A startup business owner can be many things—an attorney, a restaurateur, a designer, a dentist, or a metal fabricator. But small business owners have 1 thing in common: most of them are inexperienced in bookkeeping and accounting.
However, properly tracking your financial transactions is part of having a startup business scale and grow. Accounting and bookkeeping systems can help you control costs and maximize revenue.
We understand that accounting and bookkeeping can be complicated for startup business owners. To help you get started, we created this guide about what to do to track and keep your business’s numbers properly. But first, let’s differentiate bookkeeping from accounting.
Bookkeeping vs. Accounting
Bookkeeping is how a small business like yours keeps financial affairs in order. It’s the practice of tracking daily transactions and collecting all the data needed for further analysis. The accounting records will also allow you to claim tax deductions.
Accounting, on the other hand, is seeing the bigger picture. It uses the records gathered during the bookkeeping process and focuses on understanding the financial health and costs of the business.
Accounting and Bookkeeping Basics for Small Businesses
The following covers the basic and most important steps you should take to keep your accounting and bookkeeping departments precise:
1. Open a bank account.
Suppose you have registered your law firm accounting in Ottawa and are about to start business operations. Before generating significant cash flow, open a bank account where you can stash your income and ensure it’s safe.
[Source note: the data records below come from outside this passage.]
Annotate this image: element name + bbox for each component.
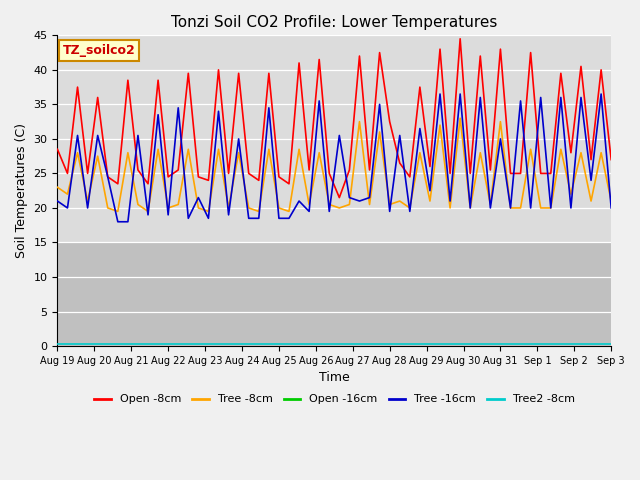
Tree -16cm (54, 198, 61, 204)
Tree2 -8cm (476, 341, 484, 347)
Tree -16cm (497, 136, 504, 142)
Open -8cm (607, 157, 615, 163)
Tree -8cm (63, 191, 71, 197)
Open -8cm (426, 164, 434, 169)
Open -8cm (497, 46, 504, 52)
Tree2 -8cm (255, 341, 262, 347)
Bar (58, 242, 611, 346)
Open -8cm (406, 174, 413, 180)
Tree -8cm (406, 205, 413, 211)
Tree -16cm (426, 188, 434, 193)
Title: Tonzi Soil CO2 Profile: Lower Temperatures: Tonzi Soil CO2 Profile: Lower Temperatur… (171, 15, 497, 30)
Tree -16cm (265, 105, 273, 111)
Open -8cm (63, 170, 71, 176)
Open -16cm (74, 115, 81, 121)
Line: Tree -16cm: Tree -16cm (58, 94, 611, 222)
Y-axis label: Soil Temperatures (C): Soil Temperatures (C) (15, 123, 28, 258)
Tree2 -8cm (607, 341, 615, 347)
Tree -8cm (426, 198, 434, 204)
Open -8cm (376, 50, 383, 56)
Tree -8cm (114, 208, 122, 214)
Open -16cm (406, 101, 413, 107)
Tree -16cm (436, 91, 444, 97)
Tree2 -8cm (63, 341, 71, 347)
Tree -8cm (456, 115, 464, 121)
Tree -8cm (54, 184, 61, 190)
Tree -16cm (63, 205, 71, 211)
X-axis label: Time: Time (319, 372, 349, 384)
Legend: Open -8cm, Tree -8cm, Open -16cm, Tree -16cm, Tree2 -8cm: Open -8cm, Tree -8cm, Open -16cm, Tree -… (90, 390, 579, 409)
Open -16cm (426, 132, 434, 138)
Open -16cm (54, 88, 61, 94)
Tree -16cm (114, 219, 122, 225)
Tree -8cm (607, 198, 615, 204)
Tree -8cm (376, 129, 383, 135)
Tree2 -8cm (365, 341, 373, 347)
Line: Tree -8cm: Tree -8cm (58, 118, 611, 211)
Tree2 -8cm (416, 341, 424, 347)
Line: Open -8cm: Open -8cm (58, 39, 611, 198)
Open -8cm (335, 195, 343, 201)
Open -8cm (54, 146, 61, 152)
Tree -16cm (607, 205, 615, 211)
Tree -16cm (376, 101, 383, 107)
Tree2 -8cm (396, 341, 404, 347)
Tree -8cm (497, 119, 504, 124)
Open -8cm (456, 36, 464, 42)
Tree -16cm (406, 208, 413, 214)
Text: TZ_soilco2: TZ_soilco2 (63, 44, 136, 57)
Open -8cm (255, 178, 262, 183)
Tree -8cm (265, 146, 273, 152)
Line: Open -16cm: Open -16cm (58, 80, 450, 149)
Tree2 -8cm (54, 341, 61, 347)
Opening a bank account will protect your assets in unfortunate cases like lawsuits, bankruptcy, and audits.
It also makes tax time easier if you keep your business transactions separate from your personal transactions.
2. Choose a bookkeeping method.
Choose from 2 main bookkeeping methods, single-entry or double-entry, to determine how and where you record each financial transaction before you can start keeping them.
Single-entry bookkeeping method is a more straightforward choice; it requires you to record each financial transaction only once in your overall bookkeeping record. This works for startups with no more than 1 or 2 business transactions per month.
On the other hand, double-entry bookkeeping will have you record each financial transaction twice, once as a debit and another as a credit. If you choose this method, make sure you’re keen on catching the most minor mistakes to prevent them from becoming major financial problems.
3. Establish an accounting system to track your small business expenses.
Think of your accounting system as the foundation of your small business bookkeeping. This is crucial to track expenses and organize receipts and other vital records.
Establishing an accounting and bookkeeping system helps you monitor your business’ growth, build financial statements, keep track of deductible expenses, prepare tax returns, and legitimize your filings.
4. Set up a ledger.
Setting up a general ledger is like making a journal entry. You should record each financial transaction—making a sale, accepting a client’s invoice, paying bills, etc.
You can set up a ledger by using a spreadsheet, although this can be complicated when you juggle multiple accounts. To avoid costly consequences caused by a simple error, you can purchase bookkeeping software to automate the record-keeping process. You can also opt to work with an accountant or outsourced professionals for bookkeeping, accounting, and auditing in Malta.
5. Create a payroll system.
Hiring outside help makes sense, especially when your business starts to expand. Aside from having self-checkout systems to allow for smoother and faster transactions for customers, pay attention to your workforce and decide whether you should hire a helper from an employee or an independent contractor.
For employees, make sure they have payroll schedules and that you’re withholding the correct taxes.
6. Determine your tax obligations.
A tax expert will help you determine your potential tax obligations, which will vary depending on the business’s legal structure. For example, most self-employed enterprises claim business income on their personal tax return. Meanwhile, corporations have separate tax entities; they are taxed independently from the owners. On the other hand, your income from a corporation will be taxed as an employee.
7. Find the right business accountants and financial professionals.
As a business owner, you naturally want to understand generally accepted accounting principles (GAAP). Although this is not a rule, educating yourself about it will help measure and discern your company’s finances. For extra guidance and financial planning help, consider working with small business accountants and financial professionals. You can choose an accountant, a certified public accountant (CPA), a bookkeeper, a tax preparer, or a tax planner.
8. Reevaluate your methods periodically.
Business financial statements, along with your business growth, can get more complex. As you’re expanding, do away with using a simple spreadsheet to manage your books. You can opt for more advanced methods, like online resources and bookkeeping and accounting software.
You must reevaluate your methods periodically to reassess how much time you spend on your books and how much it costs your business.
Launching a small business can be overwhelming, especially when you need to deal with bookkeeping and accounting tasks. Although you can hire professionals to track your financial transactions, you must at least learn the basics for both. This way, you’ll navigate the business world and have your store’s finances in order from the beginning. Make sure your business thrives by following the basic rules outlined above.